Katz, Michael (2001). The Private Welfare State and the End of Paternalism, Chapter 7 in The Price of Citizenship: Redefining the American Welfare State. New York: Metropolitan Books.

The private welfare state refers to work-related benefits, mainly those offered by employers to their workers. Since it began, private welfare has provided a huge amount of security to American workers and their families, but because it is not universal, it has intensified inequalities. The degree of protection provided by employers is constantly changing, the trend in most recent decades being a general rollback of benefits. This is due to the decline of manufacturing employment, lower benefits, reduced union strength, massive layoffs, and increased part-time jobs. Also, corporations have ended the paternalistic relationship with their employees that existed for most of the 20th century by offering fewer benefits, and shifting the burden of paying for benefits onto the employees themselves.
 

Origins

The private welfare state began in the late 19th century when employers started to offer pensions to their employees, as a means of stabilizing the workforce. The national government also promoted the spread of pensions with tax incentives.

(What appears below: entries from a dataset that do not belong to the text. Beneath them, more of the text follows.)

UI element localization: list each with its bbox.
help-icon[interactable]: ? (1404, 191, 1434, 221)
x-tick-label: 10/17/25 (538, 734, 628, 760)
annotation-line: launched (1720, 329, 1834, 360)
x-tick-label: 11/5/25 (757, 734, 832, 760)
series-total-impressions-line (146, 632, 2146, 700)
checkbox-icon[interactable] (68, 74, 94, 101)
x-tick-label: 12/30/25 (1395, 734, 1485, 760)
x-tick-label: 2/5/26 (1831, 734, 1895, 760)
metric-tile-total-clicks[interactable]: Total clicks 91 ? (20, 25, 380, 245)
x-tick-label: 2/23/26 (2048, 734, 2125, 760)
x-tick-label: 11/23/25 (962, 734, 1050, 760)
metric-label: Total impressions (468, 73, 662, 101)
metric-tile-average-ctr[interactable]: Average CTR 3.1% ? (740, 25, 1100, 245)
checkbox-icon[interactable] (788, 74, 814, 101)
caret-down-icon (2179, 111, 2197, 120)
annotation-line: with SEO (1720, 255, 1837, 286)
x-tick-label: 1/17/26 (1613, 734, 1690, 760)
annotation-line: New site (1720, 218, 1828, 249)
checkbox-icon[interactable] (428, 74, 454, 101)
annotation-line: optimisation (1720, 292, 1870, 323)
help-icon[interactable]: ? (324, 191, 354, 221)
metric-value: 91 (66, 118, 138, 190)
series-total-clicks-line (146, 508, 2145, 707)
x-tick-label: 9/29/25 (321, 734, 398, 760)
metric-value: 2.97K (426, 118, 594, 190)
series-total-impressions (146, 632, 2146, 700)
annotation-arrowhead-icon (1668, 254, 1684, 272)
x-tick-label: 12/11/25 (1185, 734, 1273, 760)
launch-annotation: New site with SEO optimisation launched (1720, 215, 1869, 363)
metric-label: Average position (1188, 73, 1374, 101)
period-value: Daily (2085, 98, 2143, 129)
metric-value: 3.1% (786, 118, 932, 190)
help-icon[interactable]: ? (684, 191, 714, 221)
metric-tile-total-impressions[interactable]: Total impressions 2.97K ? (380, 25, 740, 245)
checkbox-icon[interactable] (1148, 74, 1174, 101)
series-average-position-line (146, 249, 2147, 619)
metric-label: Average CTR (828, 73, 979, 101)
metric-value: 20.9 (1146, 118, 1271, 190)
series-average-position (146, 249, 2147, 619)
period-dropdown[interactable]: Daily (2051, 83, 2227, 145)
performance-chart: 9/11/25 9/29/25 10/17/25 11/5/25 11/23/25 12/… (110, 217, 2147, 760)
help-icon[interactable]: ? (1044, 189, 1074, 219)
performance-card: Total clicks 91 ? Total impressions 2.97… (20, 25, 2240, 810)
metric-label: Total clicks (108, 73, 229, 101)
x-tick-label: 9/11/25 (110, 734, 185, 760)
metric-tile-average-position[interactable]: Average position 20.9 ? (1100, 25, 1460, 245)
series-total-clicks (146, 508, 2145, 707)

From pensions, private welfare expanded into comprehensive programs. These industrial strategies included improved safety and conditions, plans to help workers buy property, save at high interest rates, earn bonuses and purchase stock. Insurance against accidents, illness, old age, and death was added. These plans transformed the management of labor and created the specialty field of personnel management.

In the 1950s and 60s, the growth of private welfare led to a public-private trade-off. Unionized workers enjoyed protection, and this undermined support for universal public benefits that would go to all.

Scale

According to one estimate, pension plans hold about one-quarter of national wealth. They are supported by a web of federal regulations, but are provided voluntarily by firms. The private welfare state is vast, decentralized, complex and chaotic.

Trends

The inequalities built into the employer benefit structure are constantly widening. The new global economy has shifted firms focus from the goal of keeping employees long-term, to focus on short-term ventures. Small firms and organizations with network cultures (highly flexible, innovative, and transitory) offer the least benefits, and the number of these firms is increasing. Part-time and low wage workers fare the worst. Employer benefits once helped to close part of the pay gap between workers, but by the 1990s they reinforced growing wage inequality.

The End of Paternalism

Corporate philosophy has changed from paternalism, or the desire of a firm to take care of its workers for the purpose of maintaining them and their productivity, to shifting responsibility for their welfare to the workers themselves. The goal is to end the entitlement mentality. Increasingly, benefit programs are changing from defined benefit to defined contribution, in which employees contribute to their own pensions and insurance. One example is a 401(k) plan, in which employees can deposit some of their earnings for investment. Katz emphasizes that using such a market model introduces the element of risk, which is contrary to the very idea of security in pensions.

This shift is often referred to by corporations as fostering a more adult relationship with their employees. Concludes Katz, the end of paternalism helped employers design flexible new strategies for competition in the global market-place; it also left employees increasingly vulnerable to the insecurities of unemployment, sickness, and old age.